La loi fournit la possibilité d’adopter des arrêtés royaux afin de compléter cette liste de clauses abusives. En outre, la commission consultative spéciale « Clauses abusives », déjà compétente pour les contrats entre entreprises est consommateurs, est désormais compétente pour les contrats entre entreprises. A cet égard, elle peut émettre des recommandations concernant la liste de clauses abusives prévue par la loi, mais aussi la formulation ou l’interprétation de clauses ou conditions utilisées dans des modèles de contrats de certains secteurs d’activité professionnelle.

3. Enfin, la loi élargit la notion de pratiques du marché déloyales entre entreprises.

Ainsi, toute pratique d’une entreprise qui est trompeuse ou agressive envers une autre entreprise (notions définies par le Code de droit économique), ou favorise une violation du Code de droit économique par cette autre entreprise est interdite, dans la mesure où cette autre entreprise n’aurait pas, en l’absence de cette pratique, contracté, ou contracté à d’autres conditions, exercé ou non de droit ou procédé à un paiement envers cette entreprise.

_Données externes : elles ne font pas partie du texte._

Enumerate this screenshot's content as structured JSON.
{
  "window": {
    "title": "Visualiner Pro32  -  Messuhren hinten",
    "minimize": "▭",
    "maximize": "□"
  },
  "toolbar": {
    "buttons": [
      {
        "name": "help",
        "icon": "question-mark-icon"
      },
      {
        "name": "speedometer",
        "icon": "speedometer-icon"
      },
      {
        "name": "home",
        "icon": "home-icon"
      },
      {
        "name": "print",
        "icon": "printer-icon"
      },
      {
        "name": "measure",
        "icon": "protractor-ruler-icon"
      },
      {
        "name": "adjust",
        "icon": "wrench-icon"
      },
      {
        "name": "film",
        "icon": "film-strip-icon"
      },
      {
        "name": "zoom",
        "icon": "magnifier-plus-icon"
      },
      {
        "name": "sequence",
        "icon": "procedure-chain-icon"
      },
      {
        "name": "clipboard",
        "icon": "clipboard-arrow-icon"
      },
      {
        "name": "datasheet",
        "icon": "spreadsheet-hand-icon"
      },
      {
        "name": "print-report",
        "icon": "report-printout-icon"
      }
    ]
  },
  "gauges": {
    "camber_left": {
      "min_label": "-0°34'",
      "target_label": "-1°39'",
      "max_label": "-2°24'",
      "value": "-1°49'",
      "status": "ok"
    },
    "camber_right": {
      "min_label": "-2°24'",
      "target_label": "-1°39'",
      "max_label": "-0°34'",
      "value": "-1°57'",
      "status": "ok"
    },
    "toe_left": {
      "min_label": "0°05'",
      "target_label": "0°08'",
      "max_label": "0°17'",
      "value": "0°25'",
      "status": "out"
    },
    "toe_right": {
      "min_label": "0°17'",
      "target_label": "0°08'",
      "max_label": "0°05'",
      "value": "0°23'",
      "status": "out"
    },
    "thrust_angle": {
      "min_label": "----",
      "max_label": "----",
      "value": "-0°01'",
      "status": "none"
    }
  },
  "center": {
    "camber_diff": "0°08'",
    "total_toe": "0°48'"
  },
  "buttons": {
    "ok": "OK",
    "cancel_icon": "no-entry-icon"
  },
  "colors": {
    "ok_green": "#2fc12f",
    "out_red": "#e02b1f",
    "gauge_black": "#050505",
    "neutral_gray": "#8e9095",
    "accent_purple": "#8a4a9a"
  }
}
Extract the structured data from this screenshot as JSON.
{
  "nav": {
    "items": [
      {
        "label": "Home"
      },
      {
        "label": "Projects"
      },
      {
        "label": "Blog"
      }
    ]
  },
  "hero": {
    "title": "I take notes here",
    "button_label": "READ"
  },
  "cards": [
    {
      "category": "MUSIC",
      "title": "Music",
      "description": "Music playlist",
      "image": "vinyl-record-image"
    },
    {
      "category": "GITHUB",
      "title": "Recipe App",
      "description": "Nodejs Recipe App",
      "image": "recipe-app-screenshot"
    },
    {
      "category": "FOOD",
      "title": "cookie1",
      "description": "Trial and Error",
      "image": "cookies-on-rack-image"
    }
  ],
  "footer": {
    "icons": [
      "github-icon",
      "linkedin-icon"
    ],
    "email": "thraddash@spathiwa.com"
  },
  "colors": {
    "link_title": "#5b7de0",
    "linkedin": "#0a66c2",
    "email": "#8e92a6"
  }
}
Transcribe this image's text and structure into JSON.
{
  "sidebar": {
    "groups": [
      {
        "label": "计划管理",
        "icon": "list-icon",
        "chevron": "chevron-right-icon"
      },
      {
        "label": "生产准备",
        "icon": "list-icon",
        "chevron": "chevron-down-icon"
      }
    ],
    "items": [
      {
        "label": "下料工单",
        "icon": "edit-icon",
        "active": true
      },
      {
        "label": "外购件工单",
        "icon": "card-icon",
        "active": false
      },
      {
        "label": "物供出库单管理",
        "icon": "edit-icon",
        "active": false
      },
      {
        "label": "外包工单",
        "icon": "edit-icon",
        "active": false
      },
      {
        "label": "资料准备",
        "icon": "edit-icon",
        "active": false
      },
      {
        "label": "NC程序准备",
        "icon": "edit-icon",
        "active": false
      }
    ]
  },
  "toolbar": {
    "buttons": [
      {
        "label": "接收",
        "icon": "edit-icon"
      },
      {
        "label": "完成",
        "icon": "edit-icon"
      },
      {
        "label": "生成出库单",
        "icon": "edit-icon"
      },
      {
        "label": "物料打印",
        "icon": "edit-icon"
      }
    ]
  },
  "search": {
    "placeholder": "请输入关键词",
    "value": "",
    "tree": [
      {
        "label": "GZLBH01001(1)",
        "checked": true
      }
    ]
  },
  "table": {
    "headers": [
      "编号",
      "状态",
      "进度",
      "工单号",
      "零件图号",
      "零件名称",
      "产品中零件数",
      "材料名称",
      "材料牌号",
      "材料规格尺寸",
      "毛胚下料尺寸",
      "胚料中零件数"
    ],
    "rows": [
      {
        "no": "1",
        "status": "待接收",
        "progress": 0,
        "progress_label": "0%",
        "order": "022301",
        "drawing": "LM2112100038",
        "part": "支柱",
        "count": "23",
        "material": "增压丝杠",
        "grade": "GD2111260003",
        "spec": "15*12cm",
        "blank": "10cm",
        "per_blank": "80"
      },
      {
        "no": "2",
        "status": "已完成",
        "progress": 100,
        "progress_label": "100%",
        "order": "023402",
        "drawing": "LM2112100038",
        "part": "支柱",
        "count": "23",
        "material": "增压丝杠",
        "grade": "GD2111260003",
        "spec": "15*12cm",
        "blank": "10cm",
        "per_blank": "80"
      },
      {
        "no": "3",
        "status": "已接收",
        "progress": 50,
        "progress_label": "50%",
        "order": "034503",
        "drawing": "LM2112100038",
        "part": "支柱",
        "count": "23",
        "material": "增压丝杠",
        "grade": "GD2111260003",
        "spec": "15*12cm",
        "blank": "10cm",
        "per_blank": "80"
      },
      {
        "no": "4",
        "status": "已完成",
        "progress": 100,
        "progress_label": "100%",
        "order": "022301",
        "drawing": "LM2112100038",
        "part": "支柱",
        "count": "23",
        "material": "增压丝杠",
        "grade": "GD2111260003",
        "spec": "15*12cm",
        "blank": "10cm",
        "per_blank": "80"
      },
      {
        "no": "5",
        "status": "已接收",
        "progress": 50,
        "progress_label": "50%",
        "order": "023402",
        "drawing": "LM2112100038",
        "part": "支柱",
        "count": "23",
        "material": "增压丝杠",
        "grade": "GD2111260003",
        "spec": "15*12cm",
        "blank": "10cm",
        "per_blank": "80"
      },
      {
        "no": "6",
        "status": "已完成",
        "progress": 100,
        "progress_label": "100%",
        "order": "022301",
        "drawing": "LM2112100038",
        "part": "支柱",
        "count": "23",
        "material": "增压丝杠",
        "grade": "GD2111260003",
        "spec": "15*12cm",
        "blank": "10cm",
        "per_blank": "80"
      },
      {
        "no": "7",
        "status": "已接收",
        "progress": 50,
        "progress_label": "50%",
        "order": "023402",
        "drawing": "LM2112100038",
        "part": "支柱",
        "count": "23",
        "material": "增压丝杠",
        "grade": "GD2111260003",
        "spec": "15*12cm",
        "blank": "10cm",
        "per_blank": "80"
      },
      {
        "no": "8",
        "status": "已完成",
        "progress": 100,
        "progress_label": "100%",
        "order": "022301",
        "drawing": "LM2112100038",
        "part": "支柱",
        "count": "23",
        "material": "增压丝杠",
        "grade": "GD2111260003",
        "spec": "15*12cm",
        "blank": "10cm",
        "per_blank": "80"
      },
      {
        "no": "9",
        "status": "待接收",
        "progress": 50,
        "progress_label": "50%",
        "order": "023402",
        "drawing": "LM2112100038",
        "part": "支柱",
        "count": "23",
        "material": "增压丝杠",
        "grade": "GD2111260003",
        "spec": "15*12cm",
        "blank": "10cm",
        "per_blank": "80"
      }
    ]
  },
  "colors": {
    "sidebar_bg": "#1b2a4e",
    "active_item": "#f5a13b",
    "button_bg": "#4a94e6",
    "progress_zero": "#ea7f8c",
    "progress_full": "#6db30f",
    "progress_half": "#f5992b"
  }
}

Les dispositions relatives aux pratiques du marché déloyales entre entreprises devraient rentrer en vigueur en août 2019 au plus tard.

Celles relatives à l’abus de dépendance économique entreront en vigueur au plus tard en mai 2020.

Enfin, les dispositions relatives aux clauses abusives devraient entre en vigueur au plus tard en novembre 2020 et s’appliqueront aux contrats conclus, renouvelés ou modifiés après cette date. Cependant, la loi prévoit expressément qu’elle ne s’applique pas aux contrats en cours à cette date.

 

  

Maître Marie Canivet et Maître Louis Hoffreumon.